I wrote previously about my plan to use Markdown as the input format for advopost. I decided against re-using the existing Markdown-to-HTML converter, because I would have to strip the resulting output down to the Advogato subset of HTML in postprocessing; feels too clutchy. So I'm going to implement a parser for (a variant of) Markdown that reads the input into a structured Haskell data type 'Doc'. Here is my current design for that type:
module Doc where
data Doc = Doc String -- title [Para] -- body [Doc] -- subsections
data Para = Paragraph String -- paragraph title [Block] -- paragraph body
data Block = Blockquote Doc | Bulleted [[Para]] -- unordered list | Numbered [[Para]] -- numbered list | Codeblock [[Inline]] -- list of lines, ignore Codespans | Line [Inline]

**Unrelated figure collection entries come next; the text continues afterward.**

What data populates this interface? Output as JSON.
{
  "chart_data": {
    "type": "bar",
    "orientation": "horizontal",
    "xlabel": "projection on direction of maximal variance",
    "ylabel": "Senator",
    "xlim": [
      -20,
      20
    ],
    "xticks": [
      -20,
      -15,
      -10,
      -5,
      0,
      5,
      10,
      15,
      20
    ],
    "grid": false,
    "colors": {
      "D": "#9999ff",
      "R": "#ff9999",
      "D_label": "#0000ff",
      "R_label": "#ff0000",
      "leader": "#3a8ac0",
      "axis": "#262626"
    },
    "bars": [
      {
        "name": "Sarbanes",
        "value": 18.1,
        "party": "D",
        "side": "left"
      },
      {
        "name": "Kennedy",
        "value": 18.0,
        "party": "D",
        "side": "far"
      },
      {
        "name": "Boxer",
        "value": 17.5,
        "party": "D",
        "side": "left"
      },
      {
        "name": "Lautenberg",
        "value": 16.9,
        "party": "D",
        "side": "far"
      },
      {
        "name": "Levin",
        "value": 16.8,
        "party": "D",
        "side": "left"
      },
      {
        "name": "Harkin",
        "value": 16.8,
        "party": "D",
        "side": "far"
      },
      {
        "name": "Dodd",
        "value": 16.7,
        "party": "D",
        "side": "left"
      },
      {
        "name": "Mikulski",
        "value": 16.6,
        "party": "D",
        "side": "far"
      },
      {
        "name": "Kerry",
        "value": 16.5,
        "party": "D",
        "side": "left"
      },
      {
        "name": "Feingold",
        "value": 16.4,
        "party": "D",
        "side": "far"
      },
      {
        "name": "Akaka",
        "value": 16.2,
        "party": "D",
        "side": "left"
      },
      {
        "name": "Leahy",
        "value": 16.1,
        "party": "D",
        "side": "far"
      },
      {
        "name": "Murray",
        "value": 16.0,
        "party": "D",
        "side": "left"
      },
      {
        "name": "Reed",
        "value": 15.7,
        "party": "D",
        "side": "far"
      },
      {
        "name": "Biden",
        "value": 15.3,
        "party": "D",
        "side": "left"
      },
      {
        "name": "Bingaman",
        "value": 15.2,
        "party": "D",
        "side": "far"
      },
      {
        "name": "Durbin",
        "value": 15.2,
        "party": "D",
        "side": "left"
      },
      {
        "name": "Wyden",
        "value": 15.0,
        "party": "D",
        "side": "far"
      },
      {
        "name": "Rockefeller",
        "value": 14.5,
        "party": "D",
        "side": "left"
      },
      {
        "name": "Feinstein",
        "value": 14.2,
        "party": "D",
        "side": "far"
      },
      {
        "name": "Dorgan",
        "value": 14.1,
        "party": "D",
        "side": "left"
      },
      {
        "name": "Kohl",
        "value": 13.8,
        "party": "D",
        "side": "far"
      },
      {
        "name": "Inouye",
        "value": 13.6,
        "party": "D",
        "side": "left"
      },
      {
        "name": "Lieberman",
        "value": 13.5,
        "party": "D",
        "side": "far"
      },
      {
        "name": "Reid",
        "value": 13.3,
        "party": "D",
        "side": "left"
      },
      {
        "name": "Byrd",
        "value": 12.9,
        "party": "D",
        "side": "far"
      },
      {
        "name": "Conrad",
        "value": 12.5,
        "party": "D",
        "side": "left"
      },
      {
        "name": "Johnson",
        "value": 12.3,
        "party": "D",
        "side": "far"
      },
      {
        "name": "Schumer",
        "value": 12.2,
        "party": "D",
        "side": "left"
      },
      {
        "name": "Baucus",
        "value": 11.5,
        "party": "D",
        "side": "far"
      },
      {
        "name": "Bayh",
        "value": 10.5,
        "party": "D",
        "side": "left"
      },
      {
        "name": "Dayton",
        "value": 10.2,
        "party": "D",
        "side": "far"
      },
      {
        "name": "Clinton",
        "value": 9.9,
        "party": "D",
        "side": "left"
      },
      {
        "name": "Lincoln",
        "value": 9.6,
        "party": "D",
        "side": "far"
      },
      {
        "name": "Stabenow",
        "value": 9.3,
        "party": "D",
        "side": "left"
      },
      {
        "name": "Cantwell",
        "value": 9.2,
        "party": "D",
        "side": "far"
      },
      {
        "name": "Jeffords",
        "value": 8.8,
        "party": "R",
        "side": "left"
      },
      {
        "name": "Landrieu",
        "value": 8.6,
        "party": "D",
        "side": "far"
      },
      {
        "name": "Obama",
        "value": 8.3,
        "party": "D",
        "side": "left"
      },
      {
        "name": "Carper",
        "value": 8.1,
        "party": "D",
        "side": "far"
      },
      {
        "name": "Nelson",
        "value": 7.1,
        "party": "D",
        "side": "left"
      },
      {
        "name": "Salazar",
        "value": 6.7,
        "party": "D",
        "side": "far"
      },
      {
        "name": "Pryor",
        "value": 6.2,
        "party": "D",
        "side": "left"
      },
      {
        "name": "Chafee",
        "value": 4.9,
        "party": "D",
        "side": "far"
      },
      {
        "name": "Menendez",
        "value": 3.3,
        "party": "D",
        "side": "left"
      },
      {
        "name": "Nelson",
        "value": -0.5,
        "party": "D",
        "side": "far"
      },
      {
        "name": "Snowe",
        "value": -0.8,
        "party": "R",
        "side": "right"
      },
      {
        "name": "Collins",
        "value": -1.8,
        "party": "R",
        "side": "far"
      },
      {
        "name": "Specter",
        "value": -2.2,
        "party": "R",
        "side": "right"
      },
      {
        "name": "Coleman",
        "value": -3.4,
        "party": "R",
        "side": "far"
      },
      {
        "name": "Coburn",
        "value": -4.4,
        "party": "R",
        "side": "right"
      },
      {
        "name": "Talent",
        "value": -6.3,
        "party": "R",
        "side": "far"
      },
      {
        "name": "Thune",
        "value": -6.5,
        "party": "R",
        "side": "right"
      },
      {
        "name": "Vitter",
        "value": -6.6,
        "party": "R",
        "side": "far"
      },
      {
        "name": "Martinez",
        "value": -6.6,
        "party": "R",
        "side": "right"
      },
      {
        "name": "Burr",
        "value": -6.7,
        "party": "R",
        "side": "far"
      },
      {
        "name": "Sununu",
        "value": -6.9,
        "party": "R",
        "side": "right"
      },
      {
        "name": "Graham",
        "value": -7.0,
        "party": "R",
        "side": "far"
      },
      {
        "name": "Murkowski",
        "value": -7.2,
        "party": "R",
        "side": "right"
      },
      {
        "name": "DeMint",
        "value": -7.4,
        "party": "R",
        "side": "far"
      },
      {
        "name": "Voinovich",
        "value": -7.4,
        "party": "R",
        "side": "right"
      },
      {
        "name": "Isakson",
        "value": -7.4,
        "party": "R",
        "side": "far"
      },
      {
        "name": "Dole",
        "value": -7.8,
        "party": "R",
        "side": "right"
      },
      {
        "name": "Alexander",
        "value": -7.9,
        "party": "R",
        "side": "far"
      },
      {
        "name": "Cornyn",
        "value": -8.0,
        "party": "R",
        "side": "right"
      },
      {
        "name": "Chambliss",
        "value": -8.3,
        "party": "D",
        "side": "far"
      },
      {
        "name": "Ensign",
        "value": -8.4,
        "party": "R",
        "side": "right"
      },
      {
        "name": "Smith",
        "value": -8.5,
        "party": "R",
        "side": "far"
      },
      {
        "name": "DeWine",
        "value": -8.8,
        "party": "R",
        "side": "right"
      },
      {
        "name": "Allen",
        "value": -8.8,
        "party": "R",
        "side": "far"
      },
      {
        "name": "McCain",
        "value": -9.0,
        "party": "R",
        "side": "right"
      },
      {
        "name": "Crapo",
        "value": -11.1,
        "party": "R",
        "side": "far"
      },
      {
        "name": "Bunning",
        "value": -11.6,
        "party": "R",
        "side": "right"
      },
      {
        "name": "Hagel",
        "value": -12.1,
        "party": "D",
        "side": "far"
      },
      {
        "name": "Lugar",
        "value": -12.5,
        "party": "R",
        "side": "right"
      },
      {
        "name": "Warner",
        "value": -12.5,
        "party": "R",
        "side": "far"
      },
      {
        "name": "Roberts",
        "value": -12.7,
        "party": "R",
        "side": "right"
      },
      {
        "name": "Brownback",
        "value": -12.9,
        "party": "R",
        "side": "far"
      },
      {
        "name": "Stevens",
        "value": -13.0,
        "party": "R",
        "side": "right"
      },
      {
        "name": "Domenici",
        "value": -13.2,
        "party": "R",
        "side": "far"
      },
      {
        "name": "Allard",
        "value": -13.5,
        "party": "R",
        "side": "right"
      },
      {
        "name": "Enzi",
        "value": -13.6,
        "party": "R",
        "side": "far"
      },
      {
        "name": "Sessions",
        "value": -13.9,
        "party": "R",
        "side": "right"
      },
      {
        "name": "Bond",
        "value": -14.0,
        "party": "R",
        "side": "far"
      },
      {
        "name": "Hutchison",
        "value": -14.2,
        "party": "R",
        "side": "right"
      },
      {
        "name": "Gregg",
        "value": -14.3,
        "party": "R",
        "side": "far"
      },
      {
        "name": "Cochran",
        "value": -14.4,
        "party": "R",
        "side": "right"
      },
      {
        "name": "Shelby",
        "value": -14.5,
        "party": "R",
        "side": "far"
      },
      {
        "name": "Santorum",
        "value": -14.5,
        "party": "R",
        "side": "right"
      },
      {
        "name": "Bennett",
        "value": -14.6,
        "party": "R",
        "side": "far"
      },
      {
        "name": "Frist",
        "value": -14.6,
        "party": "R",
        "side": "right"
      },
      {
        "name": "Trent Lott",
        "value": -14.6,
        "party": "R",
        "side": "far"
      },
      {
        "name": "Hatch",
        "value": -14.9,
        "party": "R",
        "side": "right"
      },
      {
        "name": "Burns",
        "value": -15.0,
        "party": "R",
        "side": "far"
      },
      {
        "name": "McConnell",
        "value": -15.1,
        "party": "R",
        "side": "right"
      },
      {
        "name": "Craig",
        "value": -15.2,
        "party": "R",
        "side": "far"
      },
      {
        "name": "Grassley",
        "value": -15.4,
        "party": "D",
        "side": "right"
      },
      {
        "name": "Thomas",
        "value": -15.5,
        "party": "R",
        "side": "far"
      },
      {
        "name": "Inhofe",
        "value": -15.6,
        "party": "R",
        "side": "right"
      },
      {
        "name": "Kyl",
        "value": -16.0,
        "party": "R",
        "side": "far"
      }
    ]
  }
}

data Inline = Str String -- ignore linebreaks | Codespan [Inline] | Emph [Inline] | Link [Inline] -- link text String -- link target String -- link title | Image [Inline] -- fallback alternative for this image String -- image location String -- image title
I want both the input format and the Haskell data structure to be independent of the output format being HTML. Therefore I'm not going to support inline-HTML in the input. I also want structural markup (as opposed to presentational), so I left out horizontal rules and forced linebreaks. Lastly, I've never heard of using a "strong emphasis" (as opposed to normal emphasis) in typesetting, so I dropped that as well.
I've tried to design the above types in such a way as to minimize the possibility of forming non-sensical or ambiguous documents. That's why there is such deep nesting of different types instead of just one big algebraic data type with constructors for concatenation, paragraph and section breaks, etc.. Comments welcome.
I hope that the 'Doc' type will be useful in further coding. For example, it would be really cool to have a fancy combinator library for 'Doc's along with a pretty-printer to turn them back into plaintext: Then we could use them for general pretty output from Haskell programs. While there are several existing pretty-printing libraries, to my knowledge none of them use structural markup and they are all targeted at console output only.